Выбрать главу

– Ваш благородь, дозволь до дома сбегать, а то там уже и позабыли, какой я есть, не вгадают.

– Беги, – разрешает Кудин. – Только туда, и утром чтоб здесь.

А как домой без гостинца? Хоть чем-то, а нужно порадовать. А была в эшелоне, в одном из вагонов, походная кузня. Иван Тихонович частенько отводил там душу: то сбрую починит, то коней подкуёт. Знал он, что в этой кузне лежит без дела заваленная хламом запасная наковальня. За неё уж никто и не помнит. Разгрёб её и, чтоб не было наглядно, завернул в мешковину. Взял под руку, прикинул на вес, а там всего-навсего – центнер.

Идёт Иван Тихонович по перрону вальяжно, вразвалочку, как на прогулке, чтоб никто не заподозрил, что тяжесть он прёт – даже не кривится; есаулу Кудину при встрече честь отмахнул.

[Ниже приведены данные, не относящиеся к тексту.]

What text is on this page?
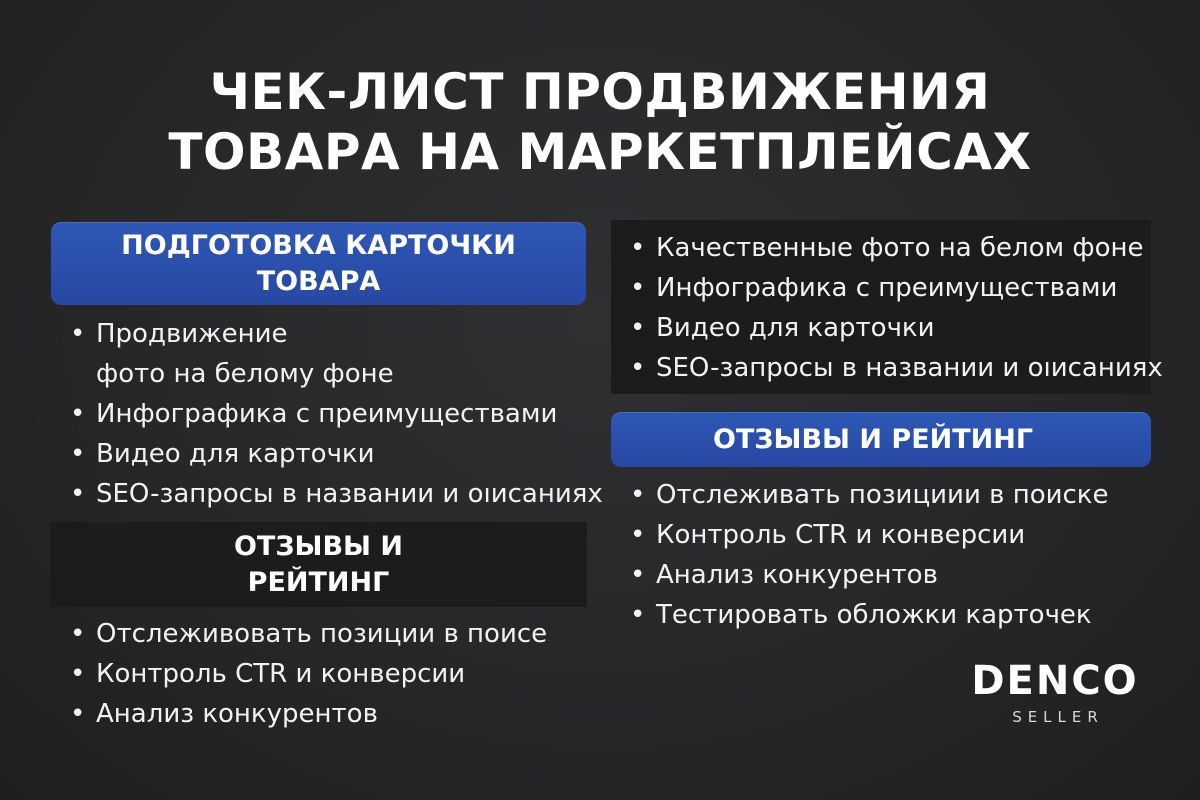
ЧЕК-ЛИСТ ПРОДВИЖЕНИЯ
ТОВАРА НА МАРКЕТПЛЕЙСАХ
ПОДГОТОВКА КАРТОЧКИ
ТОВАРА
• Продвижение
фото на белому фоне
• Инфографика с преимуществами
• Видео для карточки
• SEO-запросы в названии и оıисаниях
ОТЗЫВЫ И
РЕЙТИНГ
• Отслеживовать позиции в поисе
• Контроль CTR и конверсии
• Анализ конкурентов
• Качественные фото на белом фоне
• Инфографика с преимуществами
• Видео для карточки
• SEO-запросы в названии и оıисаниях
ОТЗЫВЫ И РЕЙТИНГ
• Отслеживать позициии в поиске
• Контроль CTR и конверсии
• Анализ конкурентов
• Тестировать обложки карточек
DENCO
SELLER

«Не заметил», – подумал Иван Тихонович.

«Всё-таки что-то спёр», – догадался Кудин, но тоже не подал вида о своей догадке – сам из таких…

Хорошо хоть до дома недалеко, всего девять вёрст – дотопал Иван Тихонович по-молодецки. Так и прижилась в доме та наковальня.

Докатила гражданская война Иван Тихоновича аж до Новороссийска. Мог бы и дальше катиться, да дома наковальня ждала. Остался. Получил лагерный срок за свои геройства, но через пять лет вышел по амнистии. Приехал домой и наконец-то взялся за дело. Бывало, кто-нибудь спросит: «За что отбывал срок, Иван Тихонович?» А он честно ответит: «За неподчинение решению ревкома. Те приговорили мне сдохнуть, а я не схотел…» Скоро отстроил он кузню, только наладилась жизнь – коллективизация. Вот и уполномоченные на пороге.

– За что ж вы меня кулачите?

– Буржуй – кузницу имеешь.

– Какой же, в чертях, я буржуй, если в своей кузне на весь хутор батрачу?

– Вступай вместе с кузней в колхоз, а то отправим, куда Макар телят не гонял!

Там, где «Макар телят не гонял», он уже побывал. Кому ж охота за Урал путешествовать. Вступил. С тех пор и работал за трудодни в своей кузне. Герой с малечку был при нём, всё ремесло постиг.

* * *

Мой двоюродный дядька Сашка – последний выживший из экипажа печально известной атомной подлодки К-19, которую он по старой памяти называл «Хиросимой», видимо, поэтому и прилипло к нему новое имя: «Последний Герой». В чём, собственно, его геройство – никто в хуторе не знал. В одно время я пытался его разговорить, но дядя в таких случаях привычно поправлял бескозырку, хмурился и веско повторял известную фразу:

– Военная тайна. Я подписку дал на сто лет. Вот через сто лет явишься – я тебе всё как есть выложу.

После тяжёлой контузии был он заметно странен или, как говорили в хуторе, чудаковат. Чудинка его с годами становилась всё явственней. И однажды жена его, тётка Наташка, собрав в узел вещи и, забрав их единственную дочь Светку, с которой мы крепко дружили в детстве, съехала с ней в станицу Луганскую к своим престарелым родителя. Герой остался один, но бодрости духа не терял и даже вёл кой-какое хозяйство. Всякой живности, обитающей в его дворе, он, не тая своих политических пристрастий, давал соответствующие имена. Так, поросёнка он звал Жириком, а кобеля называл Звиганом. Сложнее было с коровой, которая досталась ему в наследство от матери. Пока корова была резва и норовиста, он в память о своём боевом корабле звал её Хиросимой, а когда она постарела, охромела, потеряла рог и две дойки, Герой нежно стал называть её Хакомадой.

Иван Тихонович умер еще тогда, когда Герой служил на своей «Херосиме», и колхозная кузня с тех пор стояла пустой. Зынченко не раз кликал вернувшегося Героя принять кузню, но у того вдруг проснулась единоличная жилка. В своём сарае слепил он горн, из телячьей шкуры сшил меха и на манер покойного бати спёр из колхозной кузни известную наковальню.

Скоро дядя разжёг горн, и когда он мехами раздувал угли, из трубы неровными струями стал подпригивать дымок, а над хутором поплыли всеми забытые звуки:

– «Тум-динь, тум-динь-дзинь».

Бегу путаться у него под ногами.

«Тум», – бьёт молоток по раскалённому мягкому железу. «Дзинь», – опускается на наковальню. «Тум-тум…» – и железо на глазах приобретает новые формы.